News & Analysis
August 25, 2020
New Jersey state and municipal officials have a solid scientific and legal basis to take fossil fuel companies to court in order to hold them accountable for the financial costs of climate change, according to a panel of experts who spoke at an online event on August 19.
The forum, sponsored by Monmouth University, the Union of Concerned Scientists, and the Center for Climate Integrity, was held as state legislators are considering Senate Resolution 57, a bipartisan measure that calls on New Jersey to “pursue legal action against fossil fuel companies for damages caused by climate change.”
State Senator Joseph Cryan, one of the resolution’s sponsors, said in opening remarks that he hopes the Senate will vote on SR57 sometime this month. “We all know that not only is climate change real, we know that some folks have known about it for a long time,” he said, pointing to the increased number of heatwaves and 90 degree days in the state since his youth on the Jersey Shore in the 1970s. “While I was sitting on that beach, listening to my first Bruce Springsteen along the way, fossil fuel companies knew then what they were doing to the environment,” Cryan said.
Brenda Ekwurzel, director of climate science for the Union of Concerned Scientists Climate & Energy Program, presented data showing how rising sea levels and coastal flooding as a result of climate change have damaged properties across New Jersey. She also explained how greenhouse gas emissions are the principal cause of global warming, and that the vast majority of those emissions can be attributed to fewer than 100 major carbon producers: oil and gas companies.
Nathaly Agosto Filion, the Chief Sustainability Officer of the City of Newark, illustrated just some of those costs for her city and others across the state, from the damage done by flooding to the public health problems created by extreme heat, which is projected to intensify in coming years. She cited a study from the Center for Climate Integrity that estimates New Jersey could face as much as $25 billion in costs to combat rising seas.

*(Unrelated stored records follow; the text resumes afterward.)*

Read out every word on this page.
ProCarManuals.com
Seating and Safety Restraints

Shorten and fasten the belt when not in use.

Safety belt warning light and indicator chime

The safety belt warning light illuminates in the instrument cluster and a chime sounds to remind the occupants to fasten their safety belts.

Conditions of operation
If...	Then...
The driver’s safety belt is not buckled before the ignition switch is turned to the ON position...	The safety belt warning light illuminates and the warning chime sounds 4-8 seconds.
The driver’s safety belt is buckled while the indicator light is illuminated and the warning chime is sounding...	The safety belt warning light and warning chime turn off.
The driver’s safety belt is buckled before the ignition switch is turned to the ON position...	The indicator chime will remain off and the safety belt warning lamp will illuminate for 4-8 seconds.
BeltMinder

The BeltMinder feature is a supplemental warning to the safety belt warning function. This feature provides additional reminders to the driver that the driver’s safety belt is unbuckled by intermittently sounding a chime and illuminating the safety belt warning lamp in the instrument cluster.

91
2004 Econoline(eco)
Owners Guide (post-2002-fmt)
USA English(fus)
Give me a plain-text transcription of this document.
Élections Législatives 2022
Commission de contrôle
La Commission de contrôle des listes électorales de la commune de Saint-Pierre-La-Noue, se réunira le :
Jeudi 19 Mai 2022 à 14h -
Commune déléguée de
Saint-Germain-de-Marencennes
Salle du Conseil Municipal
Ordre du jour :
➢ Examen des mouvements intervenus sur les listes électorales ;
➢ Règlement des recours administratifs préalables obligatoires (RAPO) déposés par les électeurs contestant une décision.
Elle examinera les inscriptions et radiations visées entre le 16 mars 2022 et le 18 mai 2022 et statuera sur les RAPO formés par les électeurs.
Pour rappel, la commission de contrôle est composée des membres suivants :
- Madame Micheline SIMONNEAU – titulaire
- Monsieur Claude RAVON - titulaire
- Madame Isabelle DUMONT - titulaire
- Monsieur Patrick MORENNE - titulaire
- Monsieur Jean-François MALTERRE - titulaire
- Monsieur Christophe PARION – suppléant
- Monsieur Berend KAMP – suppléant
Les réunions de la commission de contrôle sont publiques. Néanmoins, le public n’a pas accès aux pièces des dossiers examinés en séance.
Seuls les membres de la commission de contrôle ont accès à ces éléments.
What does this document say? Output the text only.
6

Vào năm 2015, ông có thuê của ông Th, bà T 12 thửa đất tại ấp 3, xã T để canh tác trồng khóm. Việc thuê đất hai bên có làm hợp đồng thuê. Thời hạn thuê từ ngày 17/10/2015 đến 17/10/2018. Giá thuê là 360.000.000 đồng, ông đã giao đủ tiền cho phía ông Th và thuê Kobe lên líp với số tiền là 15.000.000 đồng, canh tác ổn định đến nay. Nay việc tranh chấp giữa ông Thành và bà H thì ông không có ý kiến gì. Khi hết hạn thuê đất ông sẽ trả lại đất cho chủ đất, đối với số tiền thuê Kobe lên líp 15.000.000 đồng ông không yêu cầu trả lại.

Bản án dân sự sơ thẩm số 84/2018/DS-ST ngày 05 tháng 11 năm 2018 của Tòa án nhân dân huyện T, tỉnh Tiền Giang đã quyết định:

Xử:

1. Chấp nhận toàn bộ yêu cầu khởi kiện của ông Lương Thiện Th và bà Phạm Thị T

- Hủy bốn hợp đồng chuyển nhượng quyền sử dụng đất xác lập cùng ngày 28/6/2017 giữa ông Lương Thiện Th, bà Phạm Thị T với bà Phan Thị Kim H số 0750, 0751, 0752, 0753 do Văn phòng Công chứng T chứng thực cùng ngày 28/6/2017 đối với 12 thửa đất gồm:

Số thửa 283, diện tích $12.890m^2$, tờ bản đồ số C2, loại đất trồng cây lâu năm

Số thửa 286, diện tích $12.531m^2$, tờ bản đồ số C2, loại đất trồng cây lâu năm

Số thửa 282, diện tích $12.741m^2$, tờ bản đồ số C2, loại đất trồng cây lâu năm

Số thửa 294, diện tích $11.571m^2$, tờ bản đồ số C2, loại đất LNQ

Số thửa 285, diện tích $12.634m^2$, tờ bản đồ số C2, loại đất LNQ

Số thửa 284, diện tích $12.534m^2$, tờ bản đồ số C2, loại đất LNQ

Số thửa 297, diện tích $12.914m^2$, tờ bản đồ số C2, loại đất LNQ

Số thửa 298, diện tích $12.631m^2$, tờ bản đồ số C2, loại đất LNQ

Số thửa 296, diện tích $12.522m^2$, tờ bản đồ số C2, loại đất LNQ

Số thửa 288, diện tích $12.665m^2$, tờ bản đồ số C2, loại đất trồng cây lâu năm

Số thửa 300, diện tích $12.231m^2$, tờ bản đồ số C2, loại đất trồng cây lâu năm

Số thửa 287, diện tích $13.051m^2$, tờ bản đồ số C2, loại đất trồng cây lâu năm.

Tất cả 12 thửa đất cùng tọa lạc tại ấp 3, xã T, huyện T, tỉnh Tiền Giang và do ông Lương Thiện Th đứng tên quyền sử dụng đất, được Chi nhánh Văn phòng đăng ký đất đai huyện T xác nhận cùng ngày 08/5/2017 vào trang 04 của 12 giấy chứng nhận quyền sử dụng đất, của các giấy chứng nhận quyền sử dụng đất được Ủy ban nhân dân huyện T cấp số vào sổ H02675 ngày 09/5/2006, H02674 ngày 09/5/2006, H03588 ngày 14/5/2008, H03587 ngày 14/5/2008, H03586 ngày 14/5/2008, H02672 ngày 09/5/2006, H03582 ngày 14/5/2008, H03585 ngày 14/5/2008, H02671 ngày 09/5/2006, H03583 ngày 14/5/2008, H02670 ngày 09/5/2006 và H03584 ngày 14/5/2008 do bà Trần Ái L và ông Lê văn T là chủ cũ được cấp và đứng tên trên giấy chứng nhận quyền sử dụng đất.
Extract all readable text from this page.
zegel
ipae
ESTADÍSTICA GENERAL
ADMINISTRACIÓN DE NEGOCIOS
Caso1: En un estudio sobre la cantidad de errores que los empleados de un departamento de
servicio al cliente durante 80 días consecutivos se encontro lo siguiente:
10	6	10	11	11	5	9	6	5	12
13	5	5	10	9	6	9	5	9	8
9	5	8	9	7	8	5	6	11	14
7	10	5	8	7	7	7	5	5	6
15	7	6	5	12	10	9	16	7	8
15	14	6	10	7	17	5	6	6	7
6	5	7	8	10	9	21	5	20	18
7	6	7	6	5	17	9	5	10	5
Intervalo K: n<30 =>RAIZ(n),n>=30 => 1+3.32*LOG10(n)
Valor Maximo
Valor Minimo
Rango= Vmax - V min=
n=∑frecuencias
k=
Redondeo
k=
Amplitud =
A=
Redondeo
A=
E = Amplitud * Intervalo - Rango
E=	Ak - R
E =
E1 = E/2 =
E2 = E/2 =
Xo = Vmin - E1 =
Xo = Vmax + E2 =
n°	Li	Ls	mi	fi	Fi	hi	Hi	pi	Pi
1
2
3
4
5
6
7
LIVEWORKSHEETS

These costs are even more pronounced because of the ongoing budget crises states and cities face as a result of COVID-19, Filion said, and the avenues for municipalities to secure additional funds are limited.
Marco Simons, general counsel for EarthRights International, who is currently litigating climate damages lawsuits against Exxon and Suncor Energy on behalf of several Colorado municipalities, shared some of the publicly available evidence that as far back as the 1960s, the fossil fuel industry recognized that their products would cause climate change.
Simons presented internal documents from the American Petroleum Institute, Exxon, and other Big Oil players showing that the industry agreed to publicly promote the “uncertainty” of climate science that they internally said “cannot be denied.”
“Essentially the companies knew about the problem and they misled the public,” Simons said.
Nearly 20 states, cities, and counties have brought climate lawsuits that charge Exxon and others with violating public nuisance, consumer protection, and other state and local laws. Simons said New Jersey is particularly well-positioned to bring suit against Exxon, by many counts the world’s largest climate polluter, because the oil giant’s predecessor company was Standard Oil of New Jersey, and ExxonMobil is still incorporated in the Garden State.
Monmouth University’s Randall S. Abate, who moderated the event, explained that these cases do not seek to solve climate change. But they do address the important question of who should pay for the massive financial toll it places on communities, said Abate, the Rechnitz Family/Urban Coast Institute Endowed Chair in Marine and Environmental Law and Policy.
“Litigation is a very important piece of the effort in addressing climate change because it helps secure just outcomes,” Abate said. “...There are massive climate adaptation costs that are unfairly born by taxpayers when these costs can be shared with multinational oil companies to bear their proportionate share of these costs to reflect their substantial contribution to global climate change and the local climate impacts that flow from them.”
Earlier this month, Abate made the case for New Jersey to sue climate polluters in an op-ed in the Asbury Park Press.